= José Sevenants =

Belgian composer and pianist (1868–1946)

José Sevenants (Brussels, 25 August 1868 - 10 December 1946) was a Belgian pianist, composer, and teacher.

== Biography ==

José Sevenants was a pupil at the Royal Conservatory of Brussels where he studied piano with Arthur De Greef (receiving a premier prix in 1891 ), harmony with Joseph Jongen and counterpoint with Hubert-Ferdinand Kufferath. Following his studies, he became a concert pianist and later, an assistant piano instructor at the Royal Conservatory of Brussels in 1924, where he seconded Charles Scharrès until 1933. His better known students included Franz Constant, Marcel Poot, and André Dumortier.

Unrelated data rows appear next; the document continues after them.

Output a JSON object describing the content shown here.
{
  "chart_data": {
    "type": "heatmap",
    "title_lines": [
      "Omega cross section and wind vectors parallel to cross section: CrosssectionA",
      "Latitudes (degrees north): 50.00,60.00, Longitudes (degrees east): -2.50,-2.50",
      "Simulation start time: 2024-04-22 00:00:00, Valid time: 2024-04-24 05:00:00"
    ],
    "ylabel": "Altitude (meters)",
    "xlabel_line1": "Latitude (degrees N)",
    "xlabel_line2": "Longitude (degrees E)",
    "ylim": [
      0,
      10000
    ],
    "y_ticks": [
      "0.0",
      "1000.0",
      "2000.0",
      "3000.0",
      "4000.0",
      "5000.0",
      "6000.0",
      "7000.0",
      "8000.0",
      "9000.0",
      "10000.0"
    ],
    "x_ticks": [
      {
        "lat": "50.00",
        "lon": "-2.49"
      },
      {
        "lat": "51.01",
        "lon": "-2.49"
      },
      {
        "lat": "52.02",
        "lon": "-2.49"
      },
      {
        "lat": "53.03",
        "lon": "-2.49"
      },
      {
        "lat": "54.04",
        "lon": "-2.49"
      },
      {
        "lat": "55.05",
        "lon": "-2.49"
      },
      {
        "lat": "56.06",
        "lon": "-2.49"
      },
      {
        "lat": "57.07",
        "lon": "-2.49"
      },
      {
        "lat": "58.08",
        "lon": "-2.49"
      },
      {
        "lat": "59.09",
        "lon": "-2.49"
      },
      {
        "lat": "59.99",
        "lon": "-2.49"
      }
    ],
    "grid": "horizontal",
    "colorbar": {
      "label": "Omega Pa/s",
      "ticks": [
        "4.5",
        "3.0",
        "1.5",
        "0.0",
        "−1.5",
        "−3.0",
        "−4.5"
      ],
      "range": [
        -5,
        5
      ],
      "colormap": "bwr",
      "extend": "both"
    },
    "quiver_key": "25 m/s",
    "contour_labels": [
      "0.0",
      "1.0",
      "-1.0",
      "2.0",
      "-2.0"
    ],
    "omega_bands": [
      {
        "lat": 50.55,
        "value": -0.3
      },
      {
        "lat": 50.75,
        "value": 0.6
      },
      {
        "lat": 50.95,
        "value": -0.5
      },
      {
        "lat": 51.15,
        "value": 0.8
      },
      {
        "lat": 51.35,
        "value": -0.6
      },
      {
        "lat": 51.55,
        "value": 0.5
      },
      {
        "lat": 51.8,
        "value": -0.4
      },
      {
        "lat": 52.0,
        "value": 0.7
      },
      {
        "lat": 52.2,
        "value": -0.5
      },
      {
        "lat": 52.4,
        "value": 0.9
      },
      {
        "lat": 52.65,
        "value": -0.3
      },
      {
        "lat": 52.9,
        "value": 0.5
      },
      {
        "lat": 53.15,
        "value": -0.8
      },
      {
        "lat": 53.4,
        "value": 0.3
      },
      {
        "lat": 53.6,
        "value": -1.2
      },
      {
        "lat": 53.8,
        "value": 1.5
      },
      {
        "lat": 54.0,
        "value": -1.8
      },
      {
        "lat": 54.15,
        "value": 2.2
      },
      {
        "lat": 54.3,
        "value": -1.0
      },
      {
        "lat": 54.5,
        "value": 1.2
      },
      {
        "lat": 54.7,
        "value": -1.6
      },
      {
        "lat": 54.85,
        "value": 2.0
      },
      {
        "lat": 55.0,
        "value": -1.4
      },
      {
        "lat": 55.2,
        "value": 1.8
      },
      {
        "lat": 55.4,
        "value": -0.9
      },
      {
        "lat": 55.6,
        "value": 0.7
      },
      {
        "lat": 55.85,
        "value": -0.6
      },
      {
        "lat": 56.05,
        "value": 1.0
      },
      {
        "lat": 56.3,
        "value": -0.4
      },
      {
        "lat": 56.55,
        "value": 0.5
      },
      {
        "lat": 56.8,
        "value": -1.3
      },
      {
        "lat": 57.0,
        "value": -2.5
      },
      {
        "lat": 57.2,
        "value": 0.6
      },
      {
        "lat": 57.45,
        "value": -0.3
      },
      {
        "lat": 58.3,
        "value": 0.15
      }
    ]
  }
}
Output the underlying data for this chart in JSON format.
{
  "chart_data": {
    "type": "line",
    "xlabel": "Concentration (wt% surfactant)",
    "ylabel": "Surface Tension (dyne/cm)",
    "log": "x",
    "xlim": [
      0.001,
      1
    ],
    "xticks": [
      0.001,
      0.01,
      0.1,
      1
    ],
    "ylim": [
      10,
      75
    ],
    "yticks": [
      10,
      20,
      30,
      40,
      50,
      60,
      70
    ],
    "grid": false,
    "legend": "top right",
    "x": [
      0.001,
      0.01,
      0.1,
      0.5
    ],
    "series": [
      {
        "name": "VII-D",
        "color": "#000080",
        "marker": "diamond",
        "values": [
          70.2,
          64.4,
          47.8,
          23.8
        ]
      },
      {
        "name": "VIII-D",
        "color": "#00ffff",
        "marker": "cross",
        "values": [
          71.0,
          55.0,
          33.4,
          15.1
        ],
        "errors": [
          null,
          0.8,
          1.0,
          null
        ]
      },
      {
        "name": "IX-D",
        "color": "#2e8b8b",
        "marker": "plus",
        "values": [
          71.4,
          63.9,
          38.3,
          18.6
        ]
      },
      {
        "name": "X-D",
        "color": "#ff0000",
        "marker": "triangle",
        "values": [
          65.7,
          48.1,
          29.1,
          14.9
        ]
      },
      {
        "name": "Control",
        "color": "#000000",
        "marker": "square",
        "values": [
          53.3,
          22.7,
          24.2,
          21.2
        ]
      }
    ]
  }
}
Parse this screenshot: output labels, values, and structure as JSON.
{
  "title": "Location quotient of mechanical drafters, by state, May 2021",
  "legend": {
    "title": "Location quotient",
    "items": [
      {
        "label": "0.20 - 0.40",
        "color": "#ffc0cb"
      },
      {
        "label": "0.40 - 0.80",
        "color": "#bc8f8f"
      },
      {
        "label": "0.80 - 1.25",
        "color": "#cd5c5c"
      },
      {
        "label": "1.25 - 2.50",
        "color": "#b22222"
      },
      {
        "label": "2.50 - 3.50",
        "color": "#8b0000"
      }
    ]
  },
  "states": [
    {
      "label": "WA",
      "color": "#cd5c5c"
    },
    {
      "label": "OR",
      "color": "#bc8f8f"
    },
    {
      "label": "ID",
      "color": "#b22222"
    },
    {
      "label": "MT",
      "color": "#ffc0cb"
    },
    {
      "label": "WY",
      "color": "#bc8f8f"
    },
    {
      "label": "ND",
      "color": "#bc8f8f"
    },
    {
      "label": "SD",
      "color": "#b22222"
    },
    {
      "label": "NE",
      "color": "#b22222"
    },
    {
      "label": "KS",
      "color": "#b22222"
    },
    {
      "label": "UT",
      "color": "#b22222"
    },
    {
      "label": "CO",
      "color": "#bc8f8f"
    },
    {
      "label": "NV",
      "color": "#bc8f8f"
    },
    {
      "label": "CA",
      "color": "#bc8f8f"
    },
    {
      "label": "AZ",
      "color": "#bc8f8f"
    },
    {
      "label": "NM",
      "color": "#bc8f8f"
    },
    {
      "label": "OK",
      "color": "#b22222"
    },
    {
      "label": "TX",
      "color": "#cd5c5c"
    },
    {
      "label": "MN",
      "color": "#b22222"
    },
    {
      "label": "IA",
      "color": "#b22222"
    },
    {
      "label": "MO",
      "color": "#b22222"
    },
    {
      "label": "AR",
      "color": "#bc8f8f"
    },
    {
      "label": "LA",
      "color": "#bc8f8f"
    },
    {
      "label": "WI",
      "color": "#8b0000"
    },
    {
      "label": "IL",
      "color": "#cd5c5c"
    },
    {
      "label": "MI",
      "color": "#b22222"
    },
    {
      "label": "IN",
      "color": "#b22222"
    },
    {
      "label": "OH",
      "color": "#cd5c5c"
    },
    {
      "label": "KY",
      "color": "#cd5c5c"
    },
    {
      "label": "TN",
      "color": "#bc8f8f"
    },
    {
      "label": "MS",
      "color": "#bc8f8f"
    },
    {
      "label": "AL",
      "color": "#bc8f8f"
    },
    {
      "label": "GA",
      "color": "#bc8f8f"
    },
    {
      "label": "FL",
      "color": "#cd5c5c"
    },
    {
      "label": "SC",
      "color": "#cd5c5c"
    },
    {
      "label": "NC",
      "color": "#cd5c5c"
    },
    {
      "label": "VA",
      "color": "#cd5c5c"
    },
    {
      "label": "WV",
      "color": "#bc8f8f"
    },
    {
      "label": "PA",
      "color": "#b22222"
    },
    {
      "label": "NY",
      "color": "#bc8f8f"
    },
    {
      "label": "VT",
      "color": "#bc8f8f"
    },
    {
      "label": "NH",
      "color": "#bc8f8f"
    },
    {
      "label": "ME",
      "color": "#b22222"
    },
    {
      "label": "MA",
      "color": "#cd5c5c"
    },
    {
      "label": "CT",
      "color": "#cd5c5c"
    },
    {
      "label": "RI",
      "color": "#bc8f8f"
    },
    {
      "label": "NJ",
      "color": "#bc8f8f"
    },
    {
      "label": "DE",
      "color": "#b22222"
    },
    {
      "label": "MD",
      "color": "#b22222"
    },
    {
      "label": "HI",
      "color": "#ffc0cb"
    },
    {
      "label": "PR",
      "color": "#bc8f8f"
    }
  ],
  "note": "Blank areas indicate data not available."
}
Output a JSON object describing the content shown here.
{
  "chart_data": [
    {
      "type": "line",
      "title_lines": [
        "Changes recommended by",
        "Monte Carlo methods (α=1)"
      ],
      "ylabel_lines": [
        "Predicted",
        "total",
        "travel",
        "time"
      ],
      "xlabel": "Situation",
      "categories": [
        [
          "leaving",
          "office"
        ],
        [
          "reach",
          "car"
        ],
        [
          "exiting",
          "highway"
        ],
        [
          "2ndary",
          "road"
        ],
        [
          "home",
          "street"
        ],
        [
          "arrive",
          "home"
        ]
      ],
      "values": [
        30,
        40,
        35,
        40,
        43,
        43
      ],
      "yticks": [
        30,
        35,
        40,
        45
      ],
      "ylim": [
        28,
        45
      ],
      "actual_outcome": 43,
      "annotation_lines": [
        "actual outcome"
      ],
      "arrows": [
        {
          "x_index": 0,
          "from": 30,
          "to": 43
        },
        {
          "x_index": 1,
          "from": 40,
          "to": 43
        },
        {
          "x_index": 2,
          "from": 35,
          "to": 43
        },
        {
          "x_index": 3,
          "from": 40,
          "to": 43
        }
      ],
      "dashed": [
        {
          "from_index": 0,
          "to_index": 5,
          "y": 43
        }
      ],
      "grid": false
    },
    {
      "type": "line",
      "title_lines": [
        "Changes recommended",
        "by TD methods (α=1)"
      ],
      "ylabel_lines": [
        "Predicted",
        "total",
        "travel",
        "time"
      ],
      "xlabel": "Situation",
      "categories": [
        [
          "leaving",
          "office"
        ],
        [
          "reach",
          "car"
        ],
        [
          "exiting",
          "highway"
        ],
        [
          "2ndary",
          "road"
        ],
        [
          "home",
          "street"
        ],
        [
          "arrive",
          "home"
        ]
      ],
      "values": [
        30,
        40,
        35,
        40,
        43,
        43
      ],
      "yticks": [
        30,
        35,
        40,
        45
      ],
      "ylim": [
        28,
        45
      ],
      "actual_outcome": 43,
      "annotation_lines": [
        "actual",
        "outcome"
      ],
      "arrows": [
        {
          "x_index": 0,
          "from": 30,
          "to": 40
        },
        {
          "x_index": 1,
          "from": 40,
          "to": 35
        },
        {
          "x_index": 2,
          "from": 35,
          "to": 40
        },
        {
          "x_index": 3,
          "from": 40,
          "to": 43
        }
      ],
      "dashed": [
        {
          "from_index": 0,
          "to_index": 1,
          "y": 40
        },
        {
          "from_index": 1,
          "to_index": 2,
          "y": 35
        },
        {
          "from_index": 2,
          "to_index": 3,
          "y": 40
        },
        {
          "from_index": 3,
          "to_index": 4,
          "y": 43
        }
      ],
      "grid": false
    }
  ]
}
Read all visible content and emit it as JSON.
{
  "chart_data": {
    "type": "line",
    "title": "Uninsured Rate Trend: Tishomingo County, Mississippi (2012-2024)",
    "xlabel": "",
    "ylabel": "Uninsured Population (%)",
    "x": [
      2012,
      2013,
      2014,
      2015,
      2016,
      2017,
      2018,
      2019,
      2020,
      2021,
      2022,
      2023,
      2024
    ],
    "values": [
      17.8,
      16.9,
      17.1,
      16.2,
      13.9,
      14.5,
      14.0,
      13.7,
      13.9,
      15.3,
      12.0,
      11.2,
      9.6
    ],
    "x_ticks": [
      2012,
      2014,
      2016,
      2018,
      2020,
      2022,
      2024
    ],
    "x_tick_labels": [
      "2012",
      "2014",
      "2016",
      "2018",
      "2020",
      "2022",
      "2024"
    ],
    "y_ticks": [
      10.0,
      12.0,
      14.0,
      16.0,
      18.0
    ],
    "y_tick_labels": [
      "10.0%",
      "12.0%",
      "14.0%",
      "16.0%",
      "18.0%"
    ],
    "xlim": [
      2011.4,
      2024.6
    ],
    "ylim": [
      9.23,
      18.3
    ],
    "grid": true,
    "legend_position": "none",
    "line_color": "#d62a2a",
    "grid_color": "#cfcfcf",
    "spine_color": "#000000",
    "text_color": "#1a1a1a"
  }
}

As composer, Sevenants’s works are impressionistic and similar in style to the music of Ravel and Debussy, including titles such as Le Jardin enchanté, Humoresque, and Pan et les Nymphes. Most of his works were published by the Brussels publisher L'Art Belge and its successor, Bosworth.

Sevenants was a piano teacher. He was the author of the pedagogical volume Le Mécanisme pianistique contemporain, also published by L’Art Belge.

José Sevenants was Fernand Sevenants’s father and Marc Danval’s grandfather, both of whom became renowned figures in Belgian musical life.